In an indication of souring of its relations with the Congress, the Samajwadi Party accused its new found ally of virtually adopting a “use and throw” policy and said their future relations would depend on “post poll dynamics”.
“Our utility for Congress had ended on July 22 itself when it won the trust vote. It follows a need-based relationship where only numbers matter,” SP general secretary Amar Singh said in New Delhi.
He added that the future of the political tie-up would entirely “depend on post polls dynamics, with numbers playing a major role”.
Singh, however, said that despite the Congress failing to fulfil the SP’s “reasonable demands on political and economic issues”, the party would continue to support it from outside, as “I see some ray of hope in Soniaji and Rahul”.
“While UPA Chairperson Sonia Gandhi and Amethi MP Rahul Gandhi give us due respect, it seems that people under them are not under their control,” the SP leader claimed.
Singh lamented that some of the Congress leaders have termed him as “mental case” and “blackmailer”. “We have the numbers and they will come to us again after the Lok Sabha elections,” Singh said.
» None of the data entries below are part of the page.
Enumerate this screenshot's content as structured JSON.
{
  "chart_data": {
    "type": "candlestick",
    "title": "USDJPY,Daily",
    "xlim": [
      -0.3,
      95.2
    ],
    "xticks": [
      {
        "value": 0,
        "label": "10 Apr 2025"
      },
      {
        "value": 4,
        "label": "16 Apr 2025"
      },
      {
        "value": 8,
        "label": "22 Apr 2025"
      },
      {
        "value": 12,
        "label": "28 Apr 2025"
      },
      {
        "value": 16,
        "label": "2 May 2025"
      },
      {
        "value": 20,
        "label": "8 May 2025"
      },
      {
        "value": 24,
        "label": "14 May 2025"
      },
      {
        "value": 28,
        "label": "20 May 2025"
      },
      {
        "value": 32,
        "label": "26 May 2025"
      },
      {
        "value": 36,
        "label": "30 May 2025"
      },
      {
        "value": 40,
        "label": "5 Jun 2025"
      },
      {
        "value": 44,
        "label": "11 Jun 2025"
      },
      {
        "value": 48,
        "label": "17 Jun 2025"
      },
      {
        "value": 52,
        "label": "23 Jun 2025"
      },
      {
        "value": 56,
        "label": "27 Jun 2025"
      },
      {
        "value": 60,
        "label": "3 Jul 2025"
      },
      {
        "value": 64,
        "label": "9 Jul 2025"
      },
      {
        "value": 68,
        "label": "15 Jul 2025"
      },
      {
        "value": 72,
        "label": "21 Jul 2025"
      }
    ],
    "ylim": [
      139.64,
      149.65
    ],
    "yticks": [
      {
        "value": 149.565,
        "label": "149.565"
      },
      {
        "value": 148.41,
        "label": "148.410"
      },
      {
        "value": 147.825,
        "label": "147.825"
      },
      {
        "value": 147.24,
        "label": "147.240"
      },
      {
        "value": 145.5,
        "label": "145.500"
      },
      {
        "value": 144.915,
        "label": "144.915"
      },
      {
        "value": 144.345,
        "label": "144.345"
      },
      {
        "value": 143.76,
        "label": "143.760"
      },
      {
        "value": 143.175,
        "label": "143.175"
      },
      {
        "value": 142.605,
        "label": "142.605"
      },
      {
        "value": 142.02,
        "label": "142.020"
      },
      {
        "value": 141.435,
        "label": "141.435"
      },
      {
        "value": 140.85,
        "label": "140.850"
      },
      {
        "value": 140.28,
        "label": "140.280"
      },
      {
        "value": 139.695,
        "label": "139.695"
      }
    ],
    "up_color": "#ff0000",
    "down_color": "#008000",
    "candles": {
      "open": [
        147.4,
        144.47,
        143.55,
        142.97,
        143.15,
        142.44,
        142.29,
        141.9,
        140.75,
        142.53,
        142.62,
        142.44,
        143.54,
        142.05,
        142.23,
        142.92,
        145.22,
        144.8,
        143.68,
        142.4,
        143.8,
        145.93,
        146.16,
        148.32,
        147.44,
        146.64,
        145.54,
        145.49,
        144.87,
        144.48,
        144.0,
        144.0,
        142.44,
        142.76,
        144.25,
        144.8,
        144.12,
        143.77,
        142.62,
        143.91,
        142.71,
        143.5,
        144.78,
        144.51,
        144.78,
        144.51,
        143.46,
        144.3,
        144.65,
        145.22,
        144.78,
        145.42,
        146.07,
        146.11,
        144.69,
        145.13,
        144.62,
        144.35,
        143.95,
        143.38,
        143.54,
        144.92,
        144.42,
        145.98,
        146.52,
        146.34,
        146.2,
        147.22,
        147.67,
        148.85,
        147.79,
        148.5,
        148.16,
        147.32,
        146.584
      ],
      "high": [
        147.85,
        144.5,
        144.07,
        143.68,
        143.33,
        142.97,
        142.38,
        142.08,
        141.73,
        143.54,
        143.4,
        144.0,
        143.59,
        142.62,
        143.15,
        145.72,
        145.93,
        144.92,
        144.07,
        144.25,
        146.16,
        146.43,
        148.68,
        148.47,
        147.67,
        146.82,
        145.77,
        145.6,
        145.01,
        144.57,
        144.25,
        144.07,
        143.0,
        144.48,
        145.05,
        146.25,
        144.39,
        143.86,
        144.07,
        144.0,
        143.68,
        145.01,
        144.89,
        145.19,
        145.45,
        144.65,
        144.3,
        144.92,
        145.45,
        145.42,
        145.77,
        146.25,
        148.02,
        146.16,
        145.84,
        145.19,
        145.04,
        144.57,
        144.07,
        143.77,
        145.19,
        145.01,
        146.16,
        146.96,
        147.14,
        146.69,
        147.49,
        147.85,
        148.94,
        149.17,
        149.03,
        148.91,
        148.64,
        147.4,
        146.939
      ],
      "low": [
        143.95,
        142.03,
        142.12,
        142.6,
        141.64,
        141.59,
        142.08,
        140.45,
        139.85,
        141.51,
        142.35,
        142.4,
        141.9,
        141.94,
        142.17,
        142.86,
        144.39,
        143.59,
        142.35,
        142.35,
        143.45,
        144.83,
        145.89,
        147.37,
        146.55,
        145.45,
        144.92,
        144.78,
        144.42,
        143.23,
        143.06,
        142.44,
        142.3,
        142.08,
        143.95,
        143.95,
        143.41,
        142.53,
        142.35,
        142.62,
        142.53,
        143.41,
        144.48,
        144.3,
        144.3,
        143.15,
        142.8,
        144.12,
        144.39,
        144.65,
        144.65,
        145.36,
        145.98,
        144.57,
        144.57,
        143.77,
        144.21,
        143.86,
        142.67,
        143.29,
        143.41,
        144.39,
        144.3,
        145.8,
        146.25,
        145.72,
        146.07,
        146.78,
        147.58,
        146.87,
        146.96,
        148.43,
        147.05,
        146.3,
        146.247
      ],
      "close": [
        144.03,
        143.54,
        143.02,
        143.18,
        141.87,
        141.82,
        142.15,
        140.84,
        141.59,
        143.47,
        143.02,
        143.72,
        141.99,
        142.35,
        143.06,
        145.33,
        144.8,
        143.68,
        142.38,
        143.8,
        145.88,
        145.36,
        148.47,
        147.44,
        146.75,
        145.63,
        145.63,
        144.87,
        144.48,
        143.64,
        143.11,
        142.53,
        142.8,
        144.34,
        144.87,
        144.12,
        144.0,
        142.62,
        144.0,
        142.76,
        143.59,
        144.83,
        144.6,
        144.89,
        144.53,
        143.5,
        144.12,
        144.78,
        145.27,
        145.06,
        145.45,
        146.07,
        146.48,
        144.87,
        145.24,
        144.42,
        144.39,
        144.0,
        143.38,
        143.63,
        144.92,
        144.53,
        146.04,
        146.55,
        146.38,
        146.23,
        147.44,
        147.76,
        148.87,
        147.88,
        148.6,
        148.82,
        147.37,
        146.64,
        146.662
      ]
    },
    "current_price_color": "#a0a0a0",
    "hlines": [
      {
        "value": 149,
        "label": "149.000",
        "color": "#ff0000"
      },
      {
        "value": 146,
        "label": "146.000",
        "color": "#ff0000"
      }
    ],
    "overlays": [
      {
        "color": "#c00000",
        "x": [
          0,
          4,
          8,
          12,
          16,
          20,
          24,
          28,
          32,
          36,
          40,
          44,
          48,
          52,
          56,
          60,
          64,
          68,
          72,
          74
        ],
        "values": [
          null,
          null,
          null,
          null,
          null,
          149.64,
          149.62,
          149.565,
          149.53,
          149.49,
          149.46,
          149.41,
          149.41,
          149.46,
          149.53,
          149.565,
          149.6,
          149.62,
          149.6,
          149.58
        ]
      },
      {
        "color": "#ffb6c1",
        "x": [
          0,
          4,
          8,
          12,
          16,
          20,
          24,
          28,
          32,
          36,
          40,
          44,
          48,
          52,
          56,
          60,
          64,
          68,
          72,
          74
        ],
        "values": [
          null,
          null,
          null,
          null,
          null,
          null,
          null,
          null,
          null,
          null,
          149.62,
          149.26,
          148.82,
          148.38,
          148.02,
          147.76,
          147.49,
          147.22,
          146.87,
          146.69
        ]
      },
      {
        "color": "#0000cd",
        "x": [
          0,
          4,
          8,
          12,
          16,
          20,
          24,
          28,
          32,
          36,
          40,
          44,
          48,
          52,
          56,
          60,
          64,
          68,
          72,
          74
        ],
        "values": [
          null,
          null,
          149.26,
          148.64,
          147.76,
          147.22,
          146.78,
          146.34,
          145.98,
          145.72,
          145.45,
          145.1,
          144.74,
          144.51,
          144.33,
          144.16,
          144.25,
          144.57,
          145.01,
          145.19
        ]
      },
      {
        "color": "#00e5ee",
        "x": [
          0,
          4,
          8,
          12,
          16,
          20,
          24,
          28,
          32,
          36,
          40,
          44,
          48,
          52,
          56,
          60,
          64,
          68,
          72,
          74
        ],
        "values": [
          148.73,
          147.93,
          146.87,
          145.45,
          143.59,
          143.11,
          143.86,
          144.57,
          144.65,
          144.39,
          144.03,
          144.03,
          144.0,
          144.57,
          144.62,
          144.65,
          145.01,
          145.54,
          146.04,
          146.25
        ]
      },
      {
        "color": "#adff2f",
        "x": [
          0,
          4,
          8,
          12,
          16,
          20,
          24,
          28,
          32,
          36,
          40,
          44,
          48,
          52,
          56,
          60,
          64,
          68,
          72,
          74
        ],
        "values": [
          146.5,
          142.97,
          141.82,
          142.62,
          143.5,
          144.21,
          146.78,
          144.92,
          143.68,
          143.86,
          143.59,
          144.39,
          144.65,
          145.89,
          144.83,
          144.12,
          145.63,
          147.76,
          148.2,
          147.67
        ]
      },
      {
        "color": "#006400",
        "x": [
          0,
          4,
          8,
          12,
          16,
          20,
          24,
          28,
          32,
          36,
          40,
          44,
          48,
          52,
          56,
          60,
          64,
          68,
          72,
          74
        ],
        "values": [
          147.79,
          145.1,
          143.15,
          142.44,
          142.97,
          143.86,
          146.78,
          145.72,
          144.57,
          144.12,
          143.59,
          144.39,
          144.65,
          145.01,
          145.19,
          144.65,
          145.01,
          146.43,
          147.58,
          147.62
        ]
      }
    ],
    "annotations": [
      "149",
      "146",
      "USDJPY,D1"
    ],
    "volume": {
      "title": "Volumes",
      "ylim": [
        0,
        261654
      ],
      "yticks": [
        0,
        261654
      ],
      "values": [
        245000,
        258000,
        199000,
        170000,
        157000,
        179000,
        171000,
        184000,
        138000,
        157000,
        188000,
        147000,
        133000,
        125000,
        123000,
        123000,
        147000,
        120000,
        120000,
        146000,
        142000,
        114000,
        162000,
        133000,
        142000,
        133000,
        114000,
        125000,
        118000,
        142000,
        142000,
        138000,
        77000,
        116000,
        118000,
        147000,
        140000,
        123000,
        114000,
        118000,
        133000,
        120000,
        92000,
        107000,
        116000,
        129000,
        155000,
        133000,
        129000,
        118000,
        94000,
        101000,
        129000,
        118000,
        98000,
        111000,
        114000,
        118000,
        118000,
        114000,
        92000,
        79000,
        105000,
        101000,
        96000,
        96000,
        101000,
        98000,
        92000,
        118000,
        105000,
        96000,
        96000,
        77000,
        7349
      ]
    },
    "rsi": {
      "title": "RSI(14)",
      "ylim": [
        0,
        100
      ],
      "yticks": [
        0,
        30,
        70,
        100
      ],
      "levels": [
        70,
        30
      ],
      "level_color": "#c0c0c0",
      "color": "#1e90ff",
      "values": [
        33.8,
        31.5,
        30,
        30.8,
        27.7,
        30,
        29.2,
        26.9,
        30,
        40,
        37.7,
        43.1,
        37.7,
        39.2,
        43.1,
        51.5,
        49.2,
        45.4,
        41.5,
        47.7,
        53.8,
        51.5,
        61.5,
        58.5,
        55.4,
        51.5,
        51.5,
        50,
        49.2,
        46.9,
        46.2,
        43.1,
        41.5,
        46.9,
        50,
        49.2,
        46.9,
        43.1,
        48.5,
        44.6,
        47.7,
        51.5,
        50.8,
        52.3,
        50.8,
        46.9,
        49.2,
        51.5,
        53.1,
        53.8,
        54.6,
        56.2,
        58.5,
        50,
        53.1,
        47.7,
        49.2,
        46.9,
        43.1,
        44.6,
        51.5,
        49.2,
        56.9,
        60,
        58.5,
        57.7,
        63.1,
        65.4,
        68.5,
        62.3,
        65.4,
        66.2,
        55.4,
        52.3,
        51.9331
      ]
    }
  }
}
He said the seat-sharing talks with Congress would now be restricted to Uttar Pradesh only. “Now we will not ask for seats in Madhya Pradesh. On one hand they break our MLAs and on the other we discuss seat-sharing,” he said.
He claimed that while SP was a strong force in UP, Congress was asking for 31 seats. “They want us to accommodate them in UP, but they are not accommodating us in MP,” he said.
On his party’s demand for a judicial probe into the Jamia Nagar encounter, an issue which is growing as a contentious one between the two parties, Amar Singh said, “we have hopes from Soniaji.”
The SP and Congress came together in July when the former helped the UPA government sail through the crucial trust vote in the Lok Sabha after the Left withdrew support over the Indo-US nuclear deal.
While forming a Coordination Committee with Congress, the SP refused an offer to join the Cabinet. But after two meetings of the Coordination Committee, SP leader Amar Singh has been complaining that the Congress-led UPA government “is not listening to it on major political and economic issues.”
He also complained that even on economic issues like windfall tax and SEZs, the government has failed to heed to SP’s views.
SP has also been critical about the Centre’s handling of the situation in Maharashtra where there has been an escalation in violent attacks on north Indians.
Singh said on Wednesday that despite Prime Minister Manmohan Singh’s intervention, the Congress-led government in Maharashtra has not been able to prevent such incidents.
A young Uttar Pradesh migrant labourer had died after being severely beaten in a local train by fellow commuters following a squabble. In another incident a youth from Patna was gunned down by the police in a Mumbai bus on Monday.